12. A content originality system based on editing behavior history according to claim 11, characterized in that: The statistical feature analysis unit includes an anomaly detection subunit and a paste recognition unit. The anomaly detection subunit is used to detect obvious abnormal behaviors such as sudden increases in content, abnormal timestamps, and abnormal editing modes. The paste recognition unit is used to identify paste operations and trace the source of content.

13. A content originality system based on editing behavior history according to claim 11, characterized in that: The semantic understanding and analysis unit of the large language model includes a copying recognition subunit, which is used to distinguish between original input and copied input by classifying and analyzing deletion events.

14. A content originality system based on editing behavior history according to any one of claims 8 to 13, characterized in that, It also includes auxiliary function modules deployed on the server side, which include: The document state reconstruction unit is used to reconstruct the state of a document at any historical moment based on dynamic granularity historical records. And an editing process visualization replay unit, which provides video-style editing process replay, converting the history of editing behavior into a visual animation demonstration.

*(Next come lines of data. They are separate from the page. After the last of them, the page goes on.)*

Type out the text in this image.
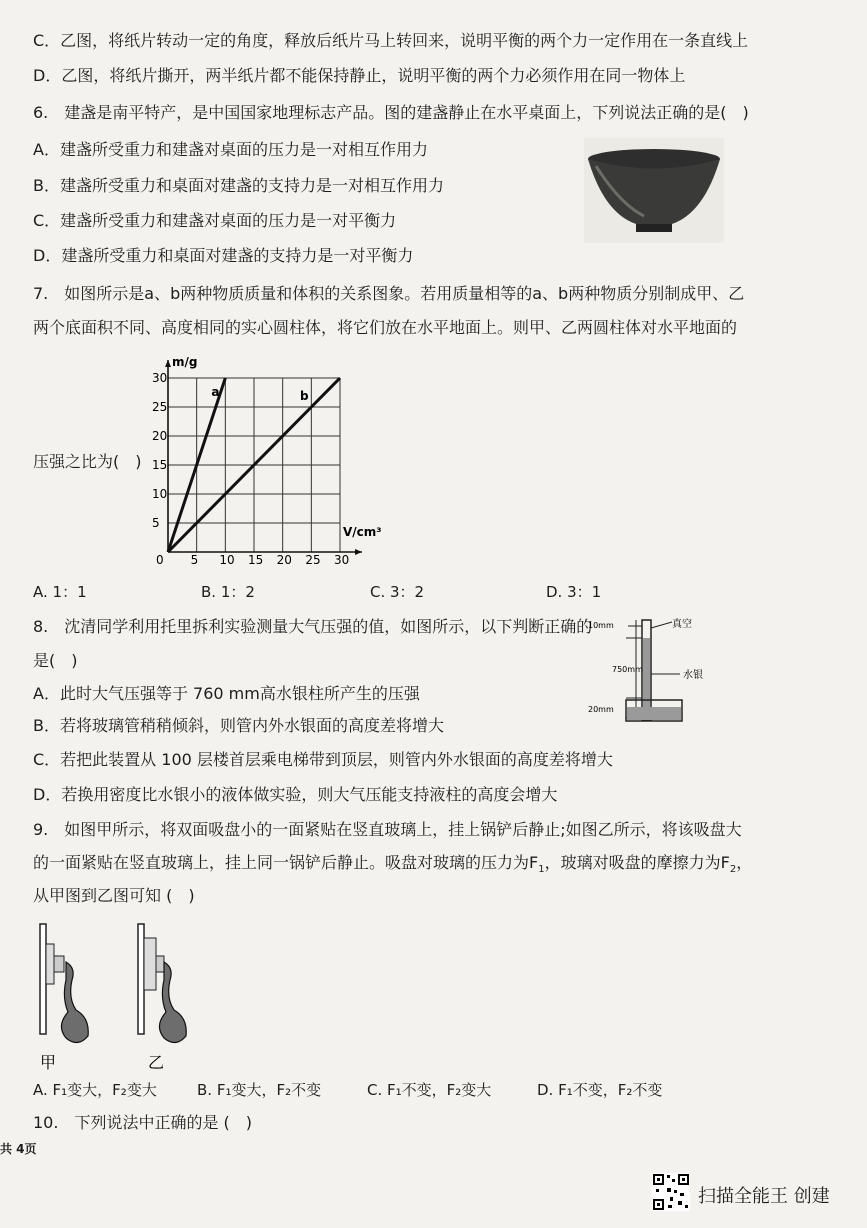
C．乙图，将纸片转动一定的角度，释放后纸片马上转回来，说明平衡的两个力一定作用在一条直线上
D．乙图，将纸片撕开，两半纸片都不能保持静止，说明平衡的两个力必须作用在同一物体上
6.　建盏是南平特产，是中国国家地理标志产品。图的建盏静止在水平桌面上，下列说法正确的是(　)
A．建盏所受重力和建盏对桌面的压力是一对相互作用力
B．建盏所受重力和桌面对建盏的支持力是一对相互作用力
C．建盏所受重力和建盏对桌面的压力是一对平衡力
D．建盏所受重力和桌面对建盏的支持力是一对平衡力
7.　如图所示是a、b两种物质质量和体积的关系图象。若用质量相等的a、b两种物质分别制成甲、乙
两个底面积不同、高度相同的实心圆柱体，将它们放在水平地面上。则甲、乙两圆柱体对水平地面的
压强之比为(　)
0 5 10 15 20 25 30
5
10
15
20
25
30
a	b
V/cm³
m/g
A. 1：1	B. 1：2	C. 3：2	D. 3：1
8.　沈清同学利用托里拆利实验测量大气压强的值，如图所示，以下判断正确的
是(　)
A．此时大气压强等于 760 mm高水银柱所产生的压强
B．若将玻璃管稍稍倾斜，则管内外水银面的高度差将增大
C．若把此装置从 100 层楼首层乘电梯带到顶层，则管内外水银面的高度差将增大
D．若换用密度比水银小的液体做实验，则大气压能支持液柱的高度会增大
10mm
750mm
20mm
真空
水银
9.　如图甲所示，将双面吸盘小的一面紧贴在竖直玻璃上，挂上锅铲后静止;如图乙所示，将该吸盘大
的一面紧贴在竖直玻璃上，挂上同一锅铲后静止。吸盘对玻璃的压力为$F_1$，玻璃对吸盘的摩擦力为$F_2$，
从甲图到乙图可知 (　)
甲	乙
A. F₁变大，F₂变大	B. F₁变大，F₂不变	C. F₁不变，F₂变大	D. F₁不变，F₂不变
10.　下列说法中正确的是 (　)
共 4页
扫描全能王 创建
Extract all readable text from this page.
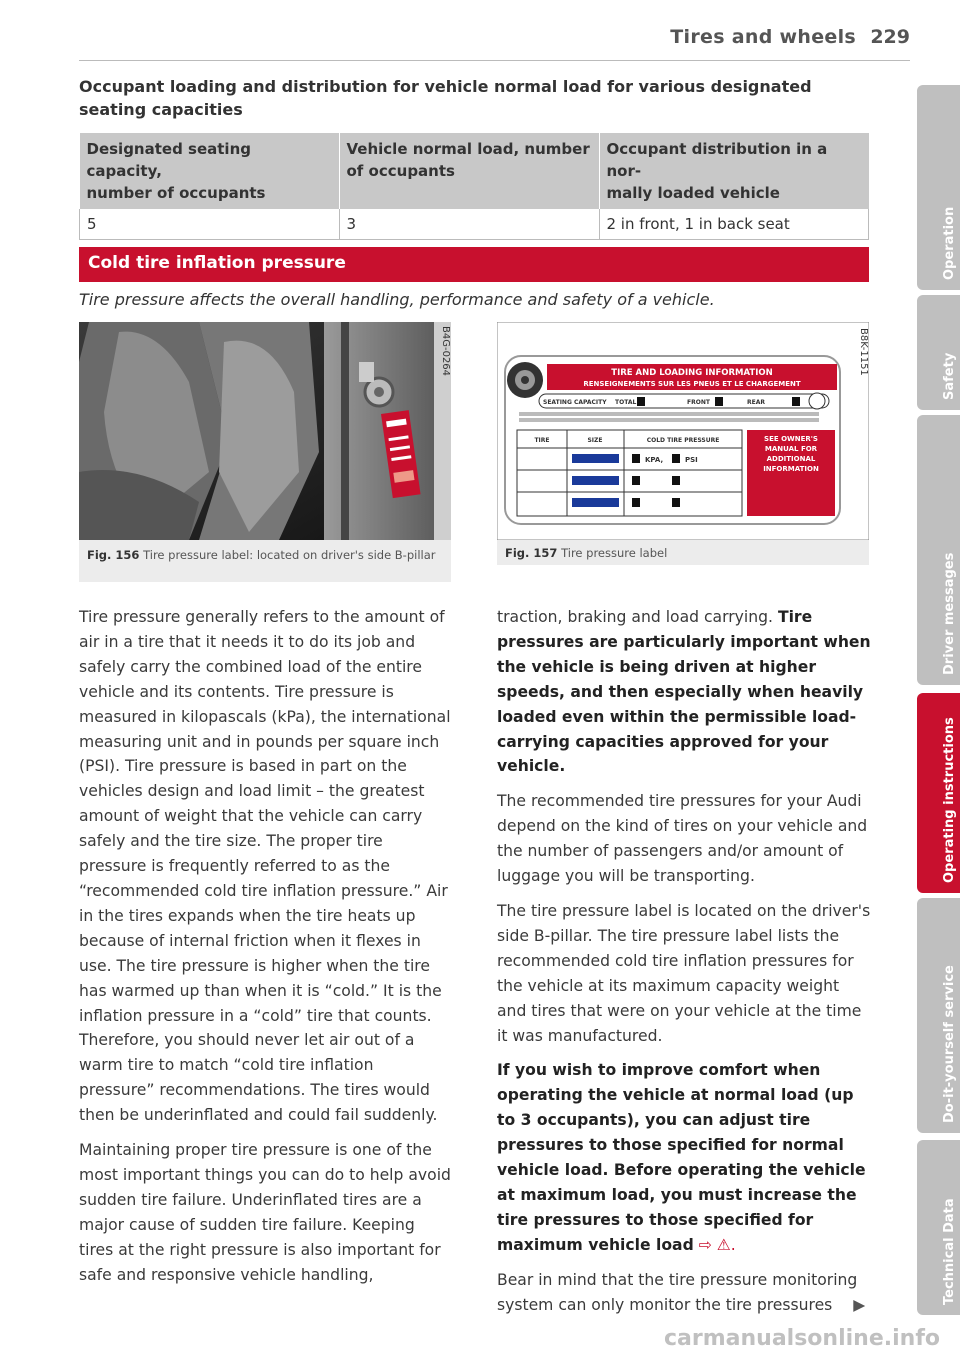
Tires and wheels 229
Occupant loading and distribution for vehicle normal load for various designated seating capacities
Designated seating capacity,
number of occupants	Vehicle normal load, number
of occupants	Occupant distribution in a nor-
mally loaded vehicle
5	3	2 in front, 1 in back seat
Cold tire inflation pressure
Tire pressure affects the overall handling, performance and safety of a vehicle.
B4G-0264
Fig. 156 Tire pressure label: located on driver's side B-pillar
TIRE AND LOADING INFORMATION
RENSEIGNEMENTS SUR LES PNEUS ET LE CHARGEMENT
SEATING CAPACITY TOTAL	FRONT	REAR
TIRE	SIZE	COLD TIRE PRESSURE
KPA,	PSI
SEE OWNER'S MANUAL FOR ADDITIONAL INFORMATION
B8K-1151
Fig. 157 Tire pressure label

Tire pressure generally refers to the amount of air in a tire that it needs it to do its job and safely carry the combined load of the entire vehicle and its contents. Tire pressure is measured in kilopascals (kPa), the international measuring unit and in pounds per square inch (PSI). Tire pressure is based in part on the vehicles design and load limit – the greatest amount of weight that the vehicle can carry safely and the tire size. The proper tire pressure is frequently referred to as the “recommended cold tire inflation pressure.” Air in the tires expands when the tire heats up because of internal friction when it flexes in use. The tire pressure is higher when the tire has warmed up than when it is “cold.” It is the inflation pressure in a “cold” tire that counts. Therefore, you should never let air out of a warm tire to match “cold tire inflation pressure” recommendations. The tires would then be underinflated and could fail suddenly.

Maintaining proper tire pressure is one of the most important things you can do to help avoid sudden tire failure. Underinflated tires are a major cause of sudden tire failure. Keeping tires at the right pressure is also important for safe and responsive vehicle handling,

traction, braking and load carrying. Tire pressures are particularly important when the vehicle is being driven at higher speeds, and then especially when heavily loaded even within the permissible load-carrying capacities approved for your vehicle.

The recommended tire pressures for your Audi depend on the kind of tires on your vehicle and the number of passengers and/or amount of luggage you will be transporting.

The tire pressure label is located on the driver's side B-pillar. The tire pressure label lists the recommended cold tire inflation pressures for the vehicle at its maximum capacity weight and tires that were on your vehicle at the time it was manufactured.

If you wish to improve comfort when operating the vehicle at normal load (up to 3 occupants), you can adjust tire pressures to those specified for normal vehicle load. Before operating the vehicle at maximum load, you must increase the tire pressures to those specified for maximum vehicle load ⇨ ⚠.

Bear in mind that the tire pressure monitoring system can only monitor the tire pressures ▶

Operation
Safety
Driver messages
Operating instructions
Do-it-yourself service
Technical Data
carmanualsonline.info
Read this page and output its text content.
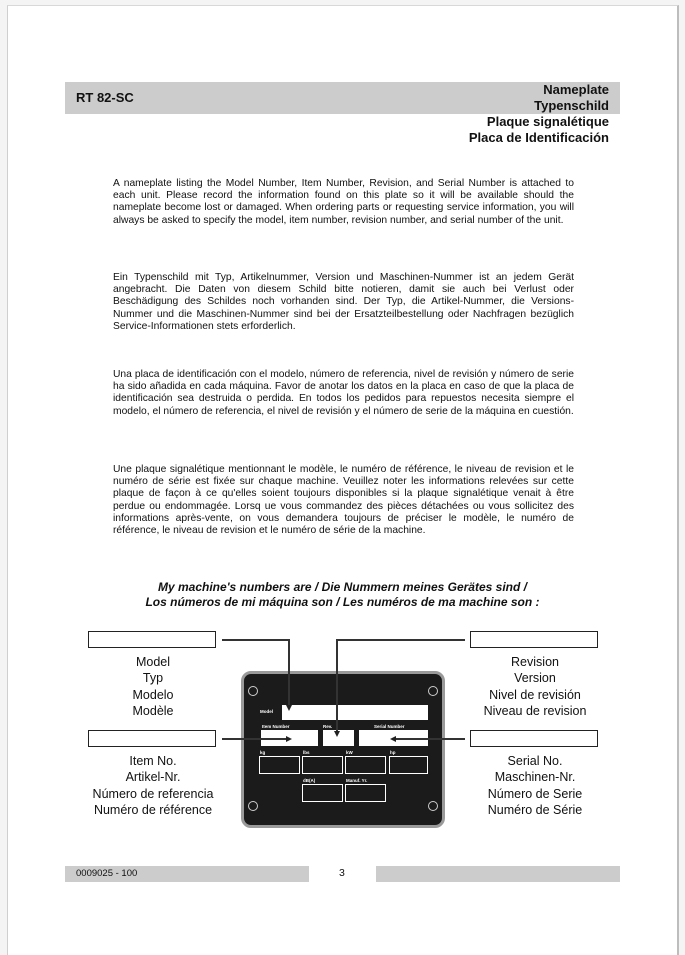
RT 82-SC
Nameplate
Typenschild
Plaque signalétique
Placa de Identificación
A nameplate listing the Model Number, Item Number, Revision, and Serial Number is attached to each unit. Please record the information found on this plate so it will be available should the nameplate become lost or damaged. When ordering parts or requesting service information, you will always be asked to specify the model, item number, revision number, and serial number of the unit.
Ein Typenschild mit Typ, Artikelnummer, Version und Maschinen-Nummer ist an jedem Gerät angebracht. Die Daten von diesem Schild bitte notieren, damit sie auch bei Verlust oder Beschädigung des Schildes noch vorhanden sind. Der Typ, die Artikel-Nummer, die Versions- Nummer und die Maschinen-Nummer sind bei der Ersatzteilbestellung oder Nachfragen bezüglich Service-Informationen stets erforderlich.
Una placa de identificación con el modelo, número de referencia, nivel de revisión y número de serie ha sido añadida en cada máquina. Favor de anotar los datos en la placa en caso de que la placa de identificación sea destruida o perdida. En todos los pedidos para repuestos necesita siempre el modelo, el número de referencia, el nivel de revisión y el número de serie de la máquina en cuestión.
Une plaque signalétique mentionnant le modèle, le numéro de référence, le niveau de revision et le numéro de série est fixée sur chaque machine. Veuillez noter les informations relevées sur cette plaque de façon à ce qu'elles soient toujours disponibles si la plaque signalétique venait à être perdue ou endommagée. Lorsq ue vous commandez des pièces détachées ou vous sollicitez des informations après-vente, on vous demandera toujours de préciser le modèle, le numéro de référence, le niveau de revision et le numéro de série de la machine.
My machine's numbers are / Die Nummern meines Gerätes sind /
Los números de mi máquina son / Les numéros de ma machine son :
Model
Typ
Modelo
Modèle
Revision
Version
Nivel de revisión
Niveau de revision
Item No.
Artikel-Nr.
Número de referencia
Numéro de référence
Serial No.
Maschinen-Nr.
Número de Serie
Numéro de Série
Model
Item Number	Rev.	Serial Number
kg	lbs	kW	hp
dB(A)	Manuf. Yr.
0009025 - 100	3
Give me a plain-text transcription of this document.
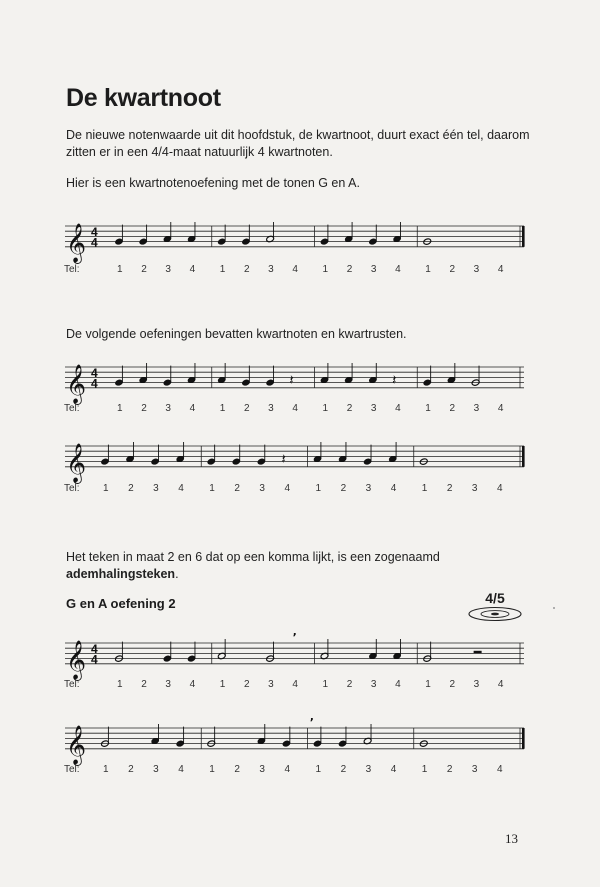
De kwartnoot

De nieuwe notenwaarde uit dit hoofdstuk, de kwartnoot, duurt exact één tel, daarom zitten er in een 4/4-maat natuurlijk 4 kwartnoten.

Hier is een kwartnotenoefening met de tonen G en A.

𝄞 4
4
Tel:	1 2 3 4 1 2 3 4 1 2 3 4 1 2 3 4

De volgende oefeningen bevatten kwartnoten en kwartrusten.

𝄞 4
4	𝄽	𝄽
Tel:	1 2 3 4 1 2 3 4 1 2 3 4 1 2 3 4
𝄞	𝄽
Tel: 1 2 3 4	1 2 3 4	1 2 3 4	1 2 3 4

Het teken in maat 2 en 6 dat op een komma lijkt, is een zogenaamd ademhalingsteken.

G en A oefening 2	4/5
𝄞 4
4
’
Tel:	1 2 3 4 1 2 3 4 1 2 3 4 1 2 3 4
𝄞
’
Tel: 1 2 3 4	1 2 3 4	1 2 3 4	1 2 3 4
13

15. A content originality system based on editing behavior history according to claim 14, characterized in that, The auxiliary function module also includes: The content source tracing unit is used to trace the source type of each character in a document, use different colors to mark content from different sources, form a visual display, count the number and proportion of characters from each source type, and generate a source distribution report; The traceability rate calculation unit is used to calculate the ratio of the number of characters with a clearly traceable source to the total number of characters in the document as the traceability rate.